Department of Chemistry Professor Christopher (Kit) Cummins has been honored with the 2017 Linus Pauling Medal, in recognition of his unparalleled synthetic and mechanistic studies of early-transition metal complexes, including reaction discovery and exploratory methods of development to improve nitrogen and phosphorous utilization. Cummins, the Henry Dreyfus Professor of Chemistry, will be presented with the Pauling Medal at an award symposium this fall at Portland State University in Oregon.
“I was introduced to Pauling’s hugely influential book ‘The Nature of the Chemical Bond’ as an undergraduate student at Cornell, where I had the incredible honor to meet Linus when he visited to reprise his Baker lectures from a half century earlier, out of which the book had grown,” Cummins says. “It is like a dream come true for me to be selected to receive an award named for the human being who gave us so many of chemistry’s central concepts. I will dedicate my award lecture to my fantastic students, past and present, for having embarked with me on a rich and still unfolding voyage of scientific discovery.”

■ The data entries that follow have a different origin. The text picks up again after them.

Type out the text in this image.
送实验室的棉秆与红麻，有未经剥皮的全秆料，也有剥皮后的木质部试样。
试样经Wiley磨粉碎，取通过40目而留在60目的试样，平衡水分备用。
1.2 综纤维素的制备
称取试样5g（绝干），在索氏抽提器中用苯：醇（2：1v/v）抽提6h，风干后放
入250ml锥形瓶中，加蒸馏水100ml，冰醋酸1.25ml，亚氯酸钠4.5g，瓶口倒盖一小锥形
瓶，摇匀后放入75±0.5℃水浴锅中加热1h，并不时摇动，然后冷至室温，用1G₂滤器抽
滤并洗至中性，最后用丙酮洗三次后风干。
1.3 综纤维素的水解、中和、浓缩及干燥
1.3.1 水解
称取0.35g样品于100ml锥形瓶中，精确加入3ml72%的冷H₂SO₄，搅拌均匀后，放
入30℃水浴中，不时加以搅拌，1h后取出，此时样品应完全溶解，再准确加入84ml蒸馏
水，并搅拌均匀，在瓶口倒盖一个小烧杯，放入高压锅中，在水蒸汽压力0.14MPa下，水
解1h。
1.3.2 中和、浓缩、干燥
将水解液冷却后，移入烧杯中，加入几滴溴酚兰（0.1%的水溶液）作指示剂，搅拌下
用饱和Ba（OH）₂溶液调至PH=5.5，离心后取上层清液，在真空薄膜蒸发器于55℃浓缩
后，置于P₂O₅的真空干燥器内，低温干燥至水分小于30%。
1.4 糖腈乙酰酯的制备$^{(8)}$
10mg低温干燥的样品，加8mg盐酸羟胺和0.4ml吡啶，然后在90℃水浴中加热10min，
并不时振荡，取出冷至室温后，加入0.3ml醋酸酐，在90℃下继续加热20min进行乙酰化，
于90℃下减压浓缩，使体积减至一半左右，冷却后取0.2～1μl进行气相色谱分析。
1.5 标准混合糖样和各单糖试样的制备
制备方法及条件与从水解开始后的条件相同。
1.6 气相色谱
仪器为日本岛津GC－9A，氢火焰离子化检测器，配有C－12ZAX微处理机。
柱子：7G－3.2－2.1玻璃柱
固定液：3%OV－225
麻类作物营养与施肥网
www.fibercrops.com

The Pauling Medal is sponsored jointly by the Portland, Puget Sound, and Oregon sections of the American Chemical Society. It is presented annually in recognition of outstanding achievement in chemistry in the spirit of, and in honor of, Linus Pauling, who was awarded the Nobel Prize in chemistry in 1954 and the Nobel Prize for peace in 1962. Cummins joins several current members of the Department of Chemistry in being named a Linus Pauling Medal awardee, including Tim Swager (2016), Stephen Buchwald (2014), and Stephen Lippard (2009), as well as former department members Alexander Rich (1995) and John Waugh (1984).
Researchers in the Cummins Group are developing new methods of inorganic synthesis to address a variety of interesting questions. The activation of small molecules by transition-metal systems is a featured area, with ongoing work in the areas of synthetic nitrogen fixation, carbon dioxide reduction, and while phosphorus utilization. They are developing thermally activated molecular precursors to reactive small molecules or transient intermediates such as diphosphorus and phosphaethyne, molecules of astrophysical importance. Studies on supramolecular anion receptor host-guest chemistry inform their work on dioxygen electron transfer processes, which are germane to solar energy storage and approaches to improved metal-air battery technology. In addition, Cummins Group researchers work to develop new starting materials in phosphate chemistry, including acid forms that provide a starting point for synthesizing new phosphate-based materials with applications in next-generation battery technologies and catalysis. Experimental studies are supplemented with quantum chemical investigations for analysis of chemical bonding, reaction mechanisms, and property predictions.